Specifically, the laser radar 1, the first FLIR industrial portal camera 2, the second FLIR industrial portal camera 6, the first USB3.0 camera 3, the second USB3.0 camera 7, the multi-view camera 8, the IMU 9, the first infrared depth camera 4, and the second infrared depth camera 5 are respectively provided with an independent sensor.

Referring to fig. 2, a graphical structural representation of a multimodal system is shown. Wherein, the vertex represents the sensors such as laser radar, camera, IMU and the like. The edges represent the relative pose transformation inferences between the sensors.

The workflow diagram is shown in fig. 3.

It should be noted that, in this document, moreover, the terms "comprises," "comprising," or any other variation thereof, are intended to cover a non-exclusive inclusion, such that a process, method, article, or apparatus that comprises a list of elements does not include only those elements but may include other elements not expressly listed or inherent to such process, method, article, or apparatus.

Although embodiments of the present invention have been shown and described, it will be appreciated by those skilled in the art that changes, modifications, substitutions and alterations can be made in these embodiments without departing from the principles and spirit of the invention, the scope of which is defined in the appended claims and their equivalents.

Claims

1. The multi-modal perception fusion system for the full scene is characterized by comprising an upper computer, a laser radar, a multi-view camera, an IMU (inertial measurement Unit), an infrared depth camera and a power supply, wherein the multi-view camera comprises two FLIR (flash infrared) industrial network port cameras and two USB (universal serial bus) 3.0 cameras, and the multi-modal perception fusion system comprises the following steps:

s2: installation of software and acquisition of data: opening a Linux Ubuntu System, installing and configuring a driver and software of each module, starting nodes of each mode by using a Robot Operating System, and displaying the acquired data of the point cloud of the laser radar, the RGB image of the multi-view camera, the information of an accelerometer and a gyroscope of the IMU and the depth-of-field map of the infrared depth camera by using RVIZ;

s3: constructing a model: and then, processing the acquired data by using a slam theoretical system, wherein the processing flow is divided into two steps, namely a front end and a rear end, the front end is responsible for feature extraction of each module and representation of correlation among features, and the rear end is responsible for optimization, three-dimensional reconstruction and positioning of parameters, so that a fused final model and an effect graph are obtained finally.

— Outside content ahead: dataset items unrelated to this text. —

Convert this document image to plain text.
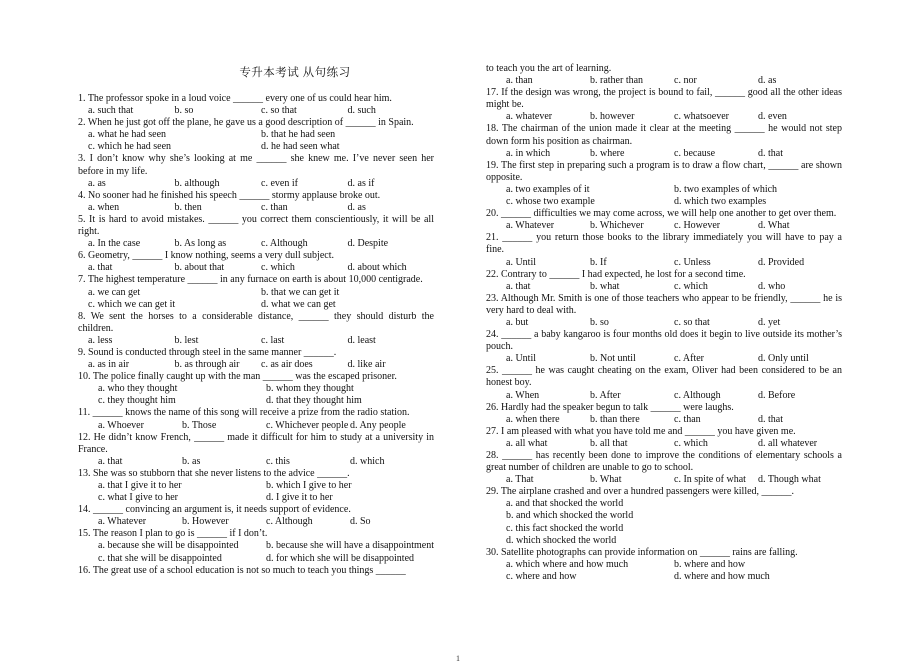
专升本考试 从句练习
1. The professor spoke in a loud voice ______ every one of us could hear him.
a. such that	b. so	c. so that	d. such
2. When he just got off the plane, he gave us a good description of ______ in Spain.
a. what he had seen	b. that he had seen
c. which he had seen	d. he had seen what
3. I don’t know why she’s looking at me ______ she knew me. I’ve never seen her before in my life.
a. as	b. although	c. even if	d. as if
4. No sooner had he finished his speech ______ stormy applause broke out.
a. when	b. then	c. than	d. as
5. It is hard to avoid mistakes. ______ you correct them conscientiously, it will be all right.
a. In the case	b. As long as	c. Although	d. Despite
6. Geometry, ______ I know nothing, seems a very dull subject.
a. that	b. about that	c. which	d. about which
7. The highest temperature ______ in any furnace on earth is about 10,000 centigrade.
a. we can get	b. that we can get it
c. which we can get it	d. what we can get
8. We sent the horses to a considerable distance, ______ they should disturb the children.
a. less	b. lest	c. last	d. least
9. Sound is conducted through steel in the same manner ______.
a. as in air	b. as through air c. as air does	d. like air
10. The police finally caught up with the man ______ was the escaped prisoner.
a. who they thought	b. whom they thought
c. they thought him	d. that they thought him
11. ______ knows the name of this song will receive a prize from the radio station.
a. Whoever	b. Those	c. Whichever people d. Any people
12. He didn’t know French, ______ made it difficult for him to study at a university in France.
a. that	b. as	c. this	d. which
13. She was so stubborn that she never listens to the advice ______.
a. that I give it to her	b. which I give to her
c. what I give to her	d. I give it to her
14. ______ convincing an argument is, it needs support of evidence.
a. Whatever	b. However	c. Although	d. So
15. The reason I plan to go is ______ if I don’t.
a. because she will be disappointed	b. because she will have a disappointment
c. that she will be disappointed	d. for which she will be disappointed
16. The great use of a school education is not so much to teach you things ______
to teach you the art of learning.
a. than	b. rather than	c. nor	d. as
17. If the design was wrong, the project is bound to fail, ______ good all the other ideas might be.
a. whatever	b. however	c. whatsoever	d. even
18. The chairman of the union made it clear at the meeting ______ he would not step down form his position as chairman.
a. in which	b. where	c. because	d. that
19. The first step in preparing such a program is to draw a flow chart, ______ are shown opposite.
a. two examples of it	b. two examples of which
c. whose two example	d. which two examples
20. ______ difficulties we may come across, we will help one another to get over them.
a. Whatever	b. Whichever	c. However	d. What
21. ______ you return those books to the library immediately you will have to pay a fine.
a. Until	b. If	c. Unless	d. Provided
22. Contrary to ______ I had expected, he lost for a second time.
a. that	b. what	c. which	d. who
23. Although Mr. Smith is one of those teachers who appear to be friendly, ______ he is very hard to deal with.
a. but	b. so	c. so that	d. yet
24. ______ a baby kangaroo is four months old does it begin to live outside its mother’s pouch.
a. Until	b. Not until	c. After	d. Only until
25. ______ he was caught cheating on the exam, Oliver had been considered to be an honest boy.
a. When	b. After	c. Although	d. Before
26. Hardly had the speaker begun to talk ______ were laughs.
a. when there	b. than there	c. than	d. that
27. I am pleased with what you have told me and ______ you have given me.
a. all what	b. all that	c. which	d. all whatever
28. ______ has recently been done to improve the conditions of elementary schools a great number of children are unable to go to school.
a. That	b. What	c. In spite of what d. Though what
29. The airplane crashed and over a hundred passengers were killed, ______.
a. and that shocked the world
b. and which shocked the world
c. this fact shocked the world
d. which shocked the world
30. Satellite photographs can provide information on ______ rains are falling.
a. which where and how much	b. where and how
c. where and how	d. where and how much
1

2. The System according to claim 1, wherein the operating System adopted by the multimodal perceptual fusion System is Linux Ubuntu System, the middleware adopted by the multimodal perceptual fusion System is RobotOperating System, and the programming languages used by the multimodal perceptual fusion System are c + + and python.

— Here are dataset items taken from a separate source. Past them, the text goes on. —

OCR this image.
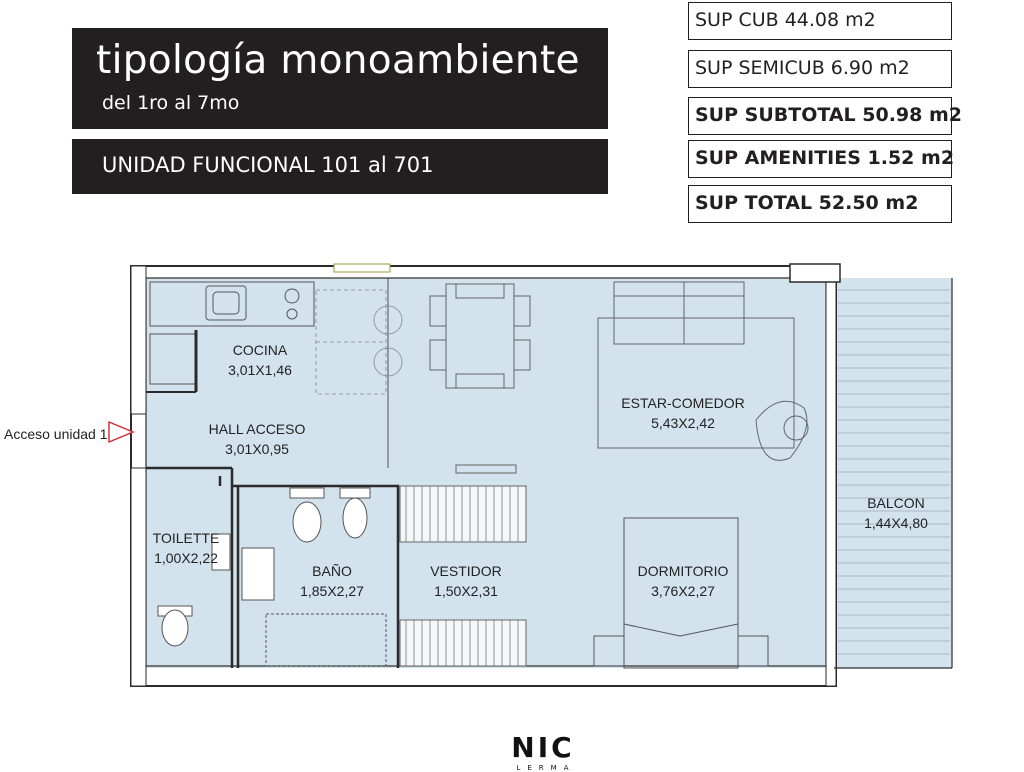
tipología monoambiente
del 1ro al 7mo
UNIDAD FUNCIONAL 101 al 701
SUP CUB 44.08 m2
SUP SEMICUB 6.90 m2
SUP SUBTOTAL 50.98 m2
SUP AMENITIES 1.52 m2
SUP TOTAL 52.50 m2
Acceso unidad 1
COCINA
3,01X1,46
HALL ACCESO
3,01X0,95
ESTAR-COMEDOR
5,43X2,42
BALCON
1,44X4,80
TOILETTE
1,00X2,22
BAÑO
1,85X2,27
VESTIDOR
1,50X2,31
DORMITORIO
3,76X2,27
NIC
LERMA
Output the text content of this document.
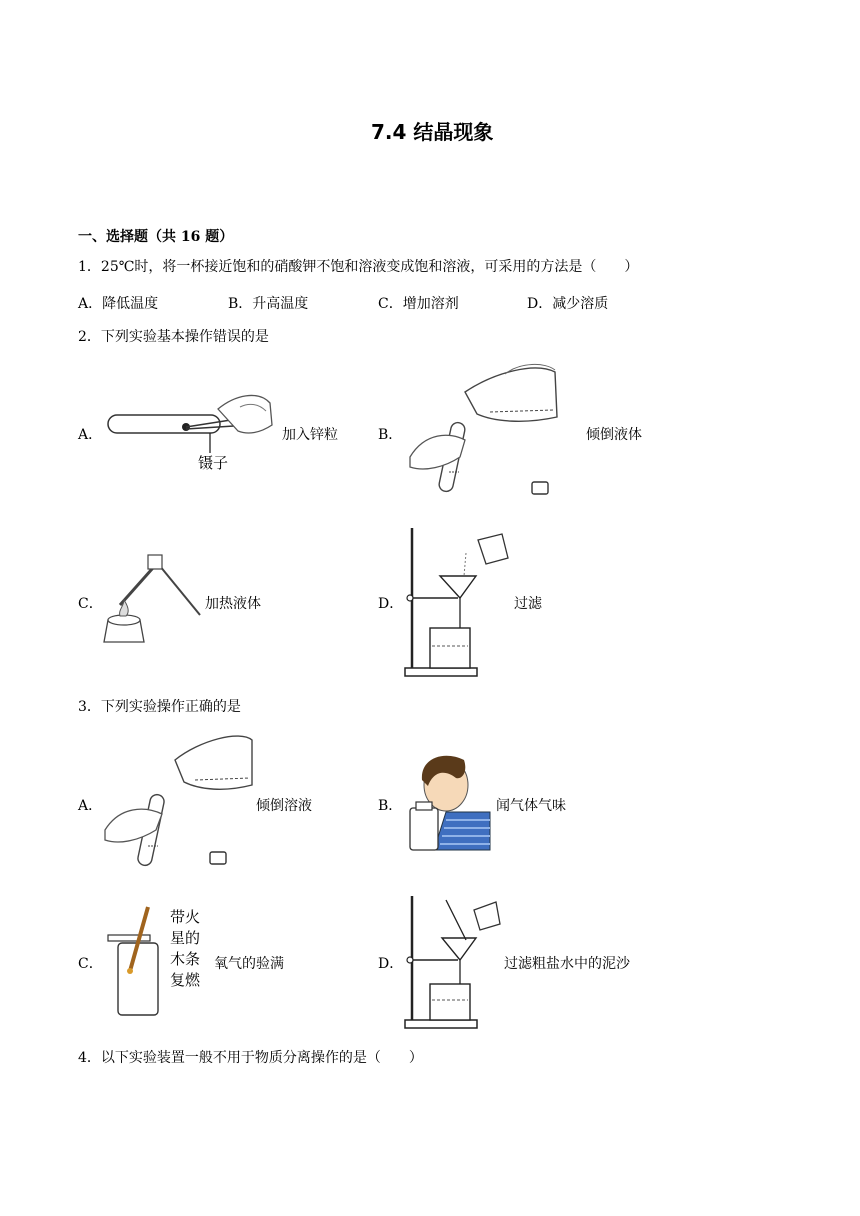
7.4 结晶现象
一、选择题（共 16 题）
1．25℃时，将一杯接近饱和的硝酸钾不饱和溶液变成饱和溶液，可采用的方法是（　　）
A．降低温度	B．升高温度	C．增加溶剂	D．减少溶质
2．下列实验基本操作错误的是
A．
镊子
加入锌粒	B．	倾倒液体
C．	加热液体	D．	过滤
3．下列实验操作正确的是
A．	倾倒溶液	B．	闻气体气味
C．
带火
星的
木条
复燃
氧气的验满	D．	过滤粗盐水中的泥沙
4．以下实验装置一般不用于物质分离操作的是（　　）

3. The multi-modal perceptual fusion system for a whole scene of claim 1 wherein the lidar employs radium intelligence c 16-151B.

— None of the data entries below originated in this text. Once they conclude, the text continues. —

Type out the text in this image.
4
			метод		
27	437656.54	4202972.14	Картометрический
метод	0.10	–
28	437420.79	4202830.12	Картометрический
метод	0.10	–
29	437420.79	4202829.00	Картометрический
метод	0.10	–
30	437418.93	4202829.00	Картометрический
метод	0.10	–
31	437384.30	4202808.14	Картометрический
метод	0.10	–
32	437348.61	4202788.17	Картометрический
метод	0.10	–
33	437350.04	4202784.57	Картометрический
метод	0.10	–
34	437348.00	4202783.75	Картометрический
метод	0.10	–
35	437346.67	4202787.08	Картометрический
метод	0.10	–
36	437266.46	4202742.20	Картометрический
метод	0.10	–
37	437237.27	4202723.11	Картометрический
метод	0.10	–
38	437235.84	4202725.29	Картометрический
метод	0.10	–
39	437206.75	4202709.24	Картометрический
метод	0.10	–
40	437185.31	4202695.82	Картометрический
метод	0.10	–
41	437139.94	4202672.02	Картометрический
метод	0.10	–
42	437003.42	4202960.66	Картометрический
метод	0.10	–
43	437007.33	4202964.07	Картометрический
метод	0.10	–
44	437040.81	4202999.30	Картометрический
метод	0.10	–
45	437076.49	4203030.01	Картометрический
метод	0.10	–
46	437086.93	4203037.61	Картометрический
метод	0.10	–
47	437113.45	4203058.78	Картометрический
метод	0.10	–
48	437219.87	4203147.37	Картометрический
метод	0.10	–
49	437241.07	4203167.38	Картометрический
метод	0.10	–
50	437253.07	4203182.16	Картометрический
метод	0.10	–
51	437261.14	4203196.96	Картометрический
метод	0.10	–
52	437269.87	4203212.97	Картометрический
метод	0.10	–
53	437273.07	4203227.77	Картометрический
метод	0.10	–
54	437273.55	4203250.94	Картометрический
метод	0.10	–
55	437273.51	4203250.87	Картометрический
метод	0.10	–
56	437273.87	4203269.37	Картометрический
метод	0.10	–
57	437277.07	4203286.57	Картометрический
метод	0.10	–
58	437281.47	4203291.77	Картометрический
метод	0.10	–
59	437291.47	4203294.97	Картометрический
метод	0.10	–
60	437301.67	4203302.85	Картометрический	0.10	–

4. The multi-modal perceptual fusion system for a full scene of claim 1 wherein the number of infrared depth cameras is two and the infrared depth cameras and IMU employ Intel Real sensor D435 i.

5. The multi-modal perceptual fusion system for a full scene as claimed in claim 1 wherein the final model and effect map is obtained by using a Marquardt algorithm in modeling recognition to iteratively optimize the external parameters to obtain an optimal estimation, thereby obtaining the most accurate model and effect map.

6. The system of claim 1, wherein the distance from the laser radar projected to the ground is 10m, a conical blind area is formed below the projected laser radar, and the working distance of the infrared depth camera is 0.2-10m, so that the blind area which cannot be projected by the laser radar can be compensated.

7. The multi-modal perceptual fusion system for a whole scene of claim 1 wherein the lidar, the multi-view camera, the IMU, and the infrared depth camera each have independent sensors.